In 2015, a second major study was completed by the University of Maryland School of Social Work. Their report titled “Summary of Youth Outcome Following Family Centered Treatment In Maryland” established that initial intervention costs and total placement costs were significantly less for FCT than for Group Home Youth.  The FCT Model saved the state of Maryland $36.4 million from 2008-2013.

The report concluded that the initial intervention cost for FCT as compared with group home placement was less costly by $30,170 per youth, on average. This was attributed to a combination of youth having longer lengths of stay in group homes (201 days vs. 151 days for FCT) and the lower daily cost of Family Centered Treatment.

In addition, post-admission placement costs were $41,730 less per youth, on average, for the FCT group compared to the Group Home group for the 12 months after the start of each intervention. The cost spent on FCT was offset by $44,158 saved on group homes and other residential child care, and $8,848 for secure facilities.

Costs in the 12- to 24-months post-admission were an average of $20,339 less per youth for the FCT group than the Group Home Group.***


Average Intervention Costs FCT vs. Group Home Youth

OJJDP Journal of Juvenile Justice, 2012

 “Indeed, the cost benefits of FCT to the state of Maryland reflect reported direct cost reductions in states using diversion programs for adjudicated youth throughout the United States.”
Post Admission FCT vs Group Home Youth

Post Admission FCT vs Group Home Youth

 University of Maryland School of Social Work, 2015  

“Moreover, given the findings in [the] cost analysis, FCT is  substantially more economical than group home use.” 

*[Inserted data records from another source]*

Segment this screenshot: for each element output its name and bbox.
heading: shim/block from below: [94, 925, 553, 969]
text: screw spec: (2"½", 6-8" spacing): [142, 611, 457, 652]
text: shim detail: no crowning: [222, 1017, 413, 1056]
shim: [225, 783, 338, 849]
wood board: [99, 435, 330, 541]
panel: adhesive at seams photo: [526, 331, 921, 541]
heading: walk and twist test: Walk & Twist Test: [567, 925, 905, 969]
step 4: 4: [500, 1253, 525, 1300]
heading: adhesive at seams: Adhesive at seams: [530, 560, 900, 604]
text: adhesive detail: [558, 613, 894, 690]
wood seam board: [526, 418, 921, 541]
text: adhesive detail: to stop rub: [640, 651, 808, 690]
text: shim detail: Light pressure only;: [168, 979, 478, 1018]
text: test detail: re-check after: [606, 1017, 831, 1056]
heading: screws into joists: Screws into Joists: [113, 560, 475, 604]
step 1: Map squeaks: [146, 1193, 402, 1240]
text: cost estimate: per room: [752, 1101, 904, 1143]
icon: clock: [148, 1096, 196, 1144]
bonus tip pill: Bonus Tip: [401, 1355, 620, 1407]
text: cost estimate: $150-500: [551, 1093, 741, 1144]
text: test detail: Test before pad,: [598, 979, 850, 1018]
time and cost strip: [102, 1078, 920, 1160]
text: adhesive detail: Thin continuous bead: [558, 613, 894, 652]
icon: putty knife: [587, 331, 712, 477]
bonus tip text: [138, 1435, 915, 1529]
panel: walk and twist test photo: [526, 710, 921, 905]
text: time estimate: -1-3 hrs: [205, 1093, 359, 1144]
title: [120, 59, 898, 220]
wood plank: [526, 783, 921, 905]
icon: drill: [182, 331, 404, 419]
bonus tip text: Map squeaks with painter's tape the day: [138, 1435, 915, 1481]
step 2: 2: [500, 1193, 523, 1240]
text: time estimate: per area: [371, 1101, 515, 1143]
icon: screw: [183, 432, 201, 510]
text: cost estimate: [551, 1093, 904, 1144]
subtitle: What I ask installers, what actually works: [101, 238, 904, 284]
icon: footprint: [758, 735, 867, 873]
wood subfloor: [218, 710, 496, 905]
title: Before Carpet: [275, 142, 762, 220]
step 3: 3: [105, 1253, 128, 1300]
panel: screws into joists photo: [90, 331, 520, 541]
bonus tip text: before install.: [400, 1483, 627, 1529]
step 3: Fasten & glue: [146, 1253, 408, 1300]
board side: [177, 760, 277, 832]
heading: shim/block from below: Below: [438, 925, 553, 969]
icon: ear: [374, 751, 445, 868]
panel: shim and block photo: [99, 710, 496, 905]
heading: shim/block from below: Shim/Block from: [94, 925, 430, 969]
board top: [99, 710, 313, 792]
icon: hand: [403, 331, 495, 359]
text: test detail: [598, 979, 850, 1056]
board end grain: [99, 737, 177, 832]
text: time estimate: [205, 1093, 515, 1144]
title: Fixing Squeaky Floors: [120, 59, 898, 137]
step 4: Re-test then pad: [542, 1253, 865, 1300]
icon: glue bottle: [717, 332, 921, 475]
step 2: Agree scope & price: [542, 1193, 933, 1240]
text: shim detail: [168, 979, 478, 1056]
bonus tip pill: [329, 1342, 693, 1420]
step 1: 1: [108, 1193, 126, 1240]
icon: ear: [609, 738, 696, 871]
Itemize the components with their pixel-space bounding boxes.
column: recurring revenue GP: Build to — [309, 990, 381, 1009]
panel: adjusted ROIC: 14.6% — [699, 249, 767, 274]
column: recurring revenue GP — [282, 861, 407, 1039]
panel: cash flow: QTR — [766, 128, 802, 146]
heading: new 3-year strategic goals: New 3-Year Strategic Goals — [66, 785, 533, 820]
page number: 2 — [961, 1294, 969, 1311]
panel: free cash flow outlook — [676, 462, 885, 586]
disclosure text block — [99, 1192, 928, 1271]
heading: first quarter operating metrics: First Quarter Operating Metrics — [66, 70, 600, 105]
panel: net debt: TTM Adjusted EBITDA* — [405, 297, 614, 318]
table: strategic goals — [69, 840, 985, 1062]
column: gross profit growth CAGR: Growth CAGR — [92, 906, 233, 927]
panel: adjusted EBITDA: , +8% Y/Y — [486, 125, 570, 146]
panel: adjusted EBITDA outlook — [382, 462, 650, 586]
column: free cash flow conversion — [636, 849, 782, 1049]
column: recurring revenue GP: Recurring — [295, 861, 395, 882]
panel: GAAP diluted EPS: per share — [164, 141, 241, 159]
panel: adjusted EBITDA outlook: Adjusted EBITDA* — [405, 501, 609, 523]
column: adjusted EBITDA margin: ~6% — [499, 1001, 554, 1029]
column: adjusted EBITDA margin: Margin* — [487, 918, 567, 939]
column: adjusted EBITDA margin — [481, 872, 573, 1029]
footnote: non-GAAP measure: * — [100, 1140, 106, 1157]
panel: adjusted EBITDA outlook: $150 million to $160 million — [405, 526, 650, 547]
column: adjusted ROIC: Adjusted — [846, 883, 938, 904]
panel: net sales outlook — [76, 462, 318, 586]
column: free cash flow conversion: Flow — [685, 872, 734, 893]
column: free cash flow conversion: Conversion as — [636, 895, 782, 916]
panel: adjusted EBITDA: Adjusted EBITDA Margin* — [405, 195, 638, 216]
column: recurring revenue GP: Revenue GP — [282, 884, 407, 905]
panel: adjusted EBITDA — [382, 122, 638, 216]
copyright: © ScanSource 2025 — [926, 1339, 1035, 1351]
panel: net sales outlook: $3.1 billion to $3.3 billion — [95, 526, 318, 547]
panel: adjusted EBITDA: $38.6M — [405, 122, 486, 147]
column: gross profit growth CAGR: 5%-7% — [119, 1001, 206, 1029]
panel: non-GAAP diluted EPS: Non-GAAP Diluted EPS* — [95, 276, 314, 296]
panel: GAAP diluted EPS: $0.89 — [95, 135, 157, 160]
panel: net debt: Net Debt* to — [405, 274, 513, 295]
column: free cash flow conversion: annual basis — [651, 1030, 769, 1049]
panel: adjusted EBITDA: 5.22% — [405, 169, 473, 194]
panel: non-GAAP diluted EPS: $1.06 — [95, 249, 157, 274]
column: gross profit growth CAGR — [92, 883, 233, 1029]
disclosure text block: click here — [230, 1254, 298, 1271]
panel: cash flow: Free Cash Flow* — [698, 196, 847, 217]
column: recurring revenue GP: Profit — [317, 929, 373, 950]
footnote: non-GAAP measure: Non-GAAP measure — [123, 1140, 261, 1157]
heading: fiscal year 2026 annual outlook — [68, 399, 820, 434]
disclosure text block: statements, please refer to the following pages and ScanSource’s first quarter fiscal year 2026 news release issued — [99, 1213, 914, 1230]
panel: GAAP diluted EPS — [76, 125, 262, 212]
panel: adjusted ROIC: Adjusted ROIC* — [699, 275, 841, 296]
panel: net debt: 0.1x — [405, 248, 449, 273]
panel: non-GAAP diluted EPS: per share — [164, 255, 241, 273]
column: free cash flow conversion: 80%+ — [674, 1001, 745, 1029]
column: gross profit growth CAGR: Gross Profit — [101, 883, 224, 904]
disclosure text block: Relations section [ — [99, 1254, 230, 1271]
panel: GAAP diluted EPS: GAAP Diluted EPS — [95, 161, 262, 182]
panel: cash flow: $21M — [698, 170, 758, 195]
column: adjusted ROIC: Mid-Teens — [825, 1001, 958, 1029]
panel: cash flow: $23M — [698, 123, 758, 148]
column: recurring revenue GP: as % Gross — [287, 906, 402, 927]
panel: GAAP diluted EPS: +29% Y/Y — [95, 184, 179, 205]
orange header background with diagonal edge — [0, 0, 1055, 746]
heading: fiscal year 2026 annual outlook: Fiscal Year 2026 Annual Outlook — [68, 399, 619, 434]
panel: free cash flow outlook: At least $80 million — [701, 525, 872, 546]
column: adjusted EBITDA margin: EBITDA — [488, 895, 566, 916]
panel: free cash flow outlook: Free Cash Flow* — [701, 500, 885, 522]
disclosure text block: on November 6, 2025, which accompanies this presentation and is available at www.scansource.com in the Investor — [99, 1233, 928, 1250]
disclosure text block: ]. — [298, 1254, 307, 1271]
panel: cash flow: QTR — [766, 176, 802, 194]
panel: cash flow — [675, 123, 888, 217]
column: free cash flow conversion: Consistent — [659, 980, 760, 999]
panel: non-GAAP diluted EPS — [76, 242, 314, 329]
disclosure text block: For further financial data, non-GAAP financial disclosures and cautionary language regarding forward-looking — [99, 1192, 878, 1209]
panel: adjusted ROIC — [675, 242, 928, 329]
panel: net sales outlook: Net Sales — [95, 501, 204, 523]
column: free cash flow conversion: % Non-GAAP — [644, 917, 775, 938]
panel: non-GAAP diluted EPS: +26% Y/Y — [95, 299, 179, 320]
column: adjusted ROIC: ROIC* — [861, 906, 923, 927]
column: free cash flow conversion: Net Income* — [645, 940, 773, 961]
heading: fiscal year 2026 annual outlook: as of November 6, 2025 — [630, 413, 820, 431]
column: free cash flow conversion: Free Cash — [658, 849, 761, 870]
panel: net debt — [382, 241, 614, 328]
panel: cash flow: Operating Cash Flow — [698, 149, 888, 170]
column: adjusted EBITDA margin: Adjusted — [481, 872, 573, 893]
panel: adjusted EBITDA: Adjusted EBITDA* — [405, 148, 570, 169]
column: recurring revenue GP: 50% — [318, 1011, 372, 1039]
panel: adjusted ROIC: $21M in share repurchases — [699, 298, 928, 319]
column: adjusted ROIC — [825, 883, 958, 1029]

*Startup and implementation costs are determined upon readiness assessment and formal agreement.

**Sullivan, Bennear, Honess, et. al. (2012) Family Centered Treatment®—An Alternative to Residential Placements for Adjudicated Youth: Outcomes and Cost-Effectiveness, Journal of Juvenile Justice Volume 2, Issue 1 ePub.

***Bright, C. L., Betsinger, S., Farrell, J., Winters, A., Dutrow, D., Lee, B. R., & Afkinich, J. (2015). Youth Outcomes Following Family Centered Treatment® in Maryland. Baltimore, MD: University of Maryland School of Social Work.